Clint l'acteur ne variait pas trop de registre. Le cinéaste, lui, a vite montré des talents divers. Breezy n'est pas des films qui marquent, mais de ceux qui éclairent. L'Amour impossible est l'un des sujets les plus rebattus du cinéma, mais Clint fait fi des clichés. L'héroïne, incarnation rêvée de la libération des moeurs, n'a ni passé sordide, ni addiction. Apparemment naïve dans son utopie et en même temps sacrément malicieuse, les paroles de Breezy interpellent.
Une des forces du film, c'est de distiller les réflexions en évitant les pontifs du genre "peu importe la différence d'âge, tant qu'ils s'aiment". Pas de romantisme baveux. Par petites touches, on finit par saisir ce qui rend Breezy mystérieuse. Il s'agit d'arrêter de tout estimer, de tout compter.
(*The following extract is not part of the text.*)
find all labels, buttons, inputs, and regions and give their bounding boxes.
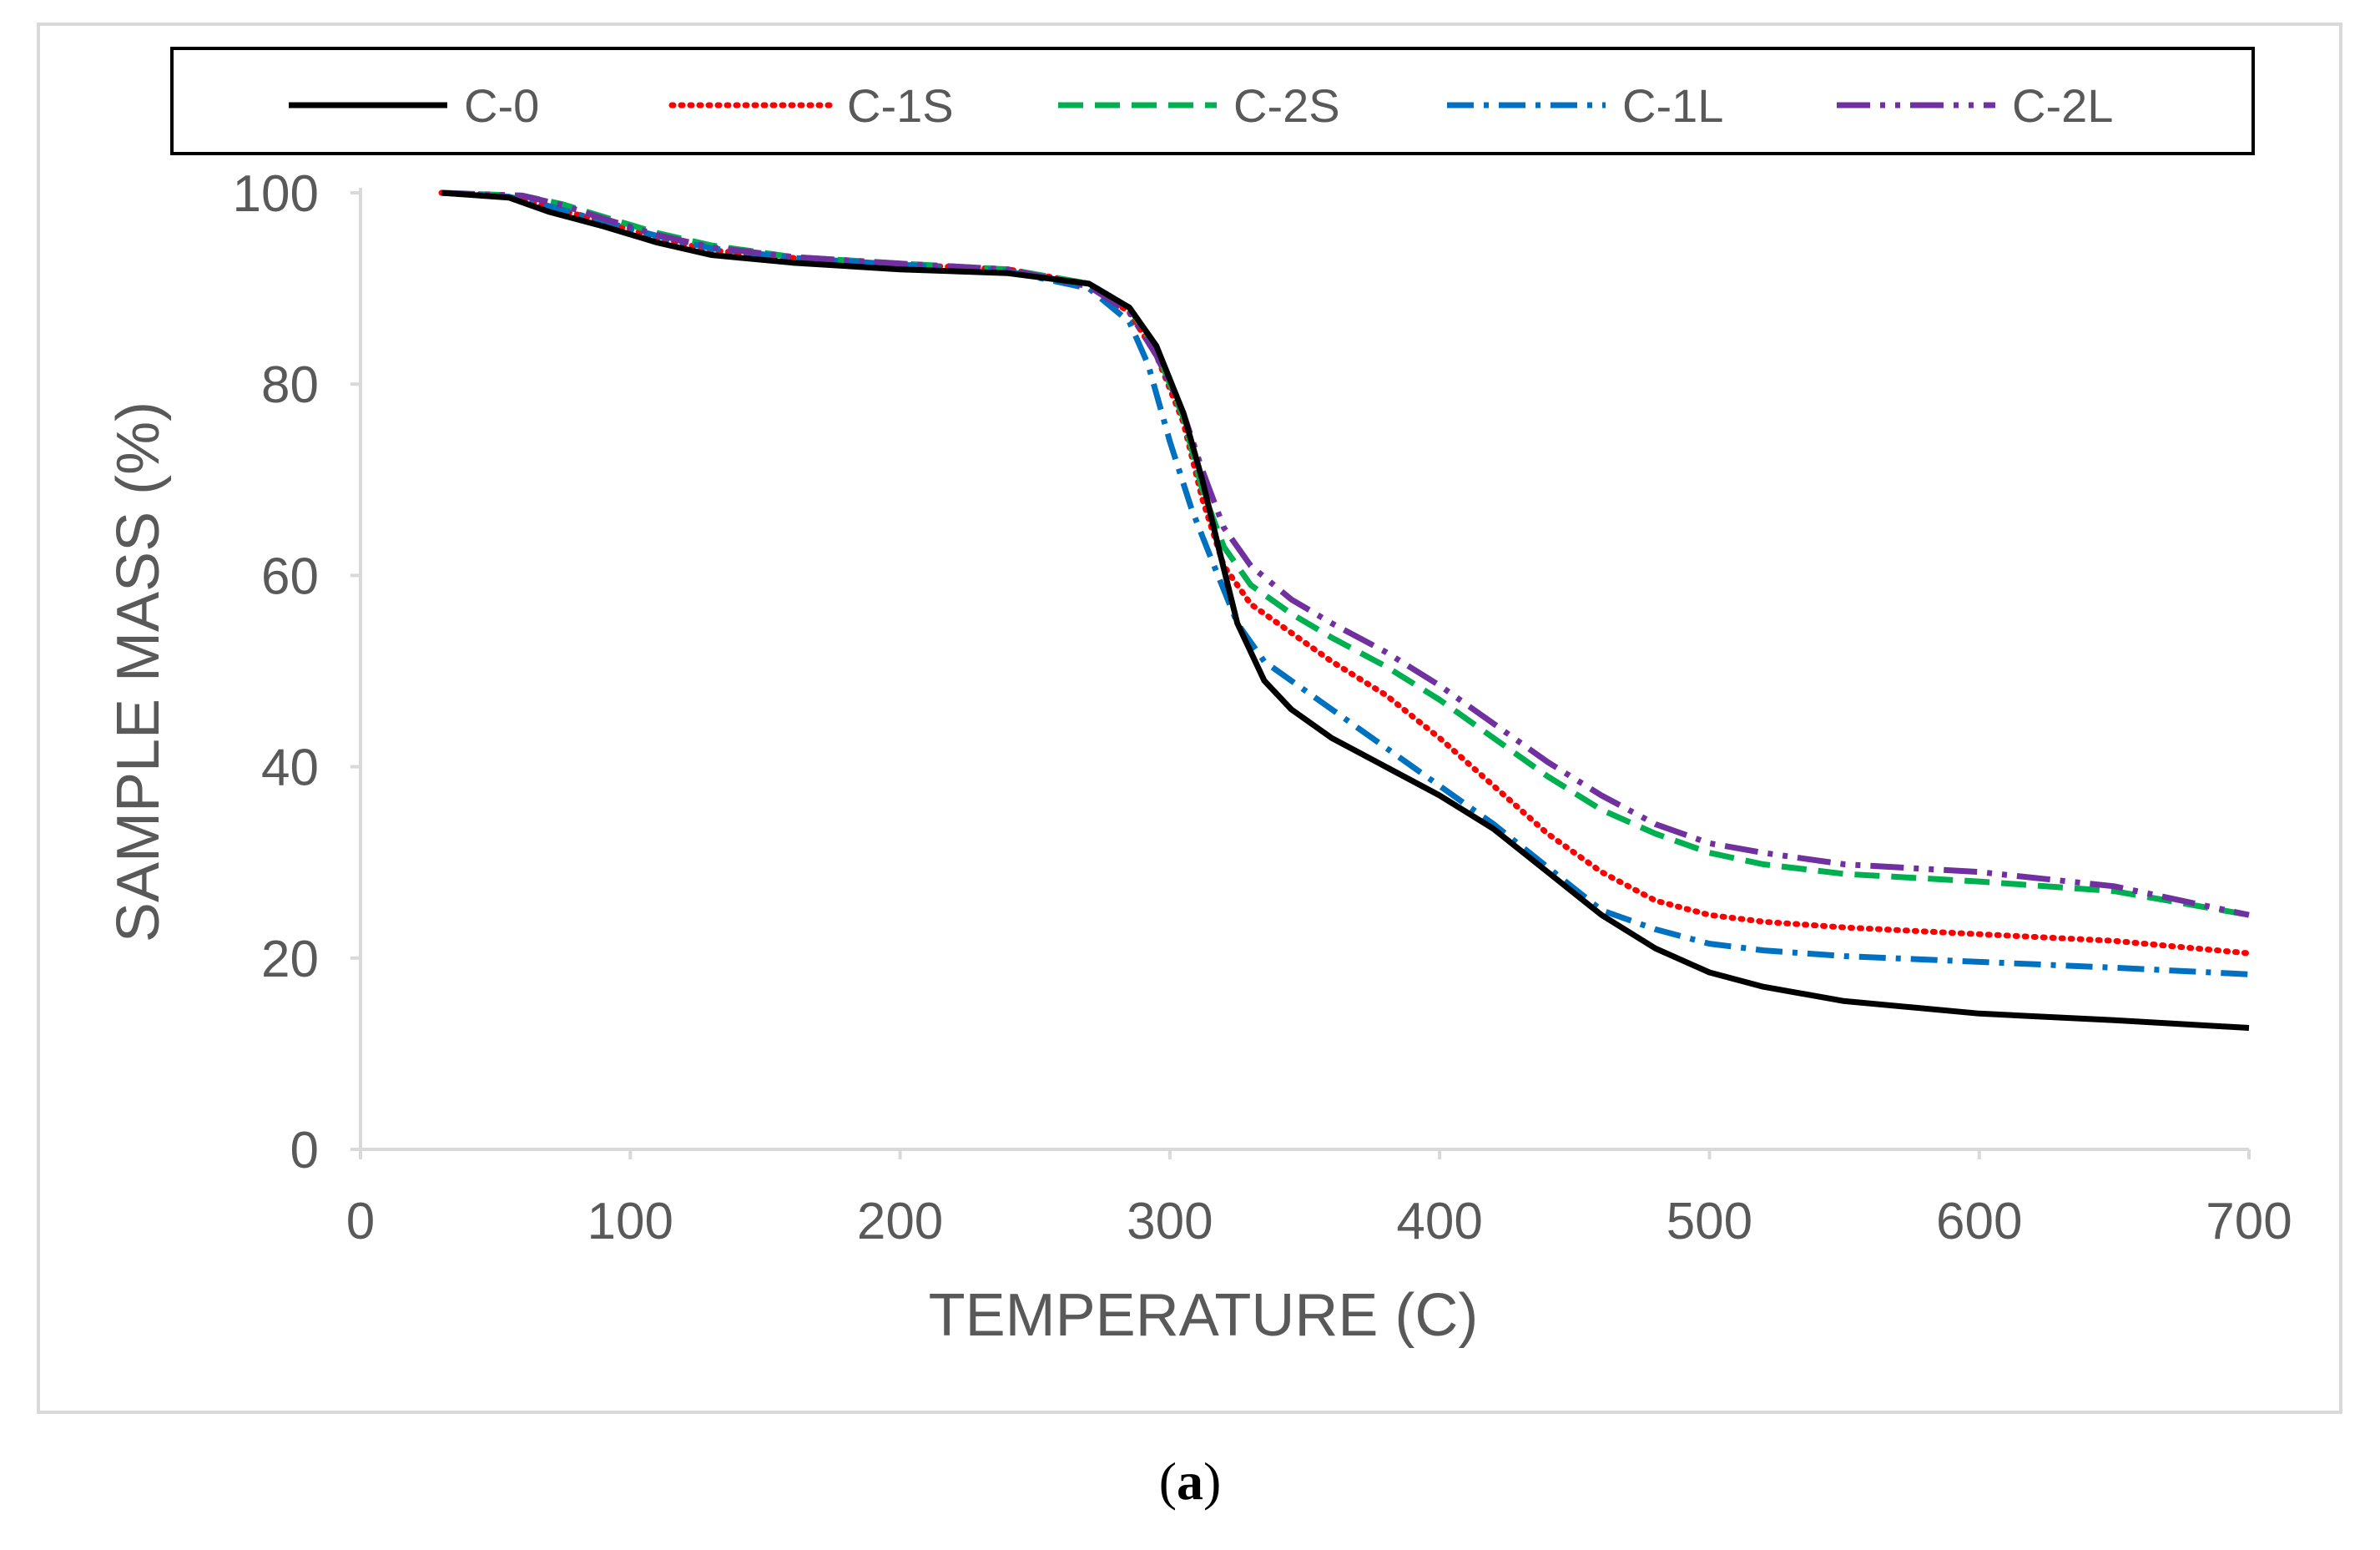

Elle offre son amour à tous, ne se soucie pas d'un quelconque retour, et encore moins de savoir si elle a gagné au change ou pas.
Bien sûr, le film parle du vieillissement, de la fatigue et du renfermement associés, de la disparition de la spontanéité des sentiments, le refus de la prise de risque, de l'engagement. Mais résumer le film à cela est manquer sa substance. Finalement, Breezy est la petite soeur de la femme de Jules et Jim, elle recherche la forme d'amour parfaite. Seulement l'émancipation est passée par là, et Breezy est nettement plus sereine. On a envie de la serrer dans ses bras à la fin lorsqu'elle dit "Un an?! tu te rends compte!". Le film permet surtout, plus particulièrement pour les gens nés après 1980 comme moi, de comprendre en quoi la société a vécu une authentique régression depuis les années 70. Aujourd'hui, il est impossible même d'envisager les choses sous cet angle. On comprend mieux les incompréhensions inévitables avec la généraion du baby boom qui a vécu un véritable élan social et humain, alors qu'aujourd'hui l'obsession de la réussite, le règne de l'argent, l'apologie de la concurrence, conduisent à appréhender les choses à l'opposé de Breezy.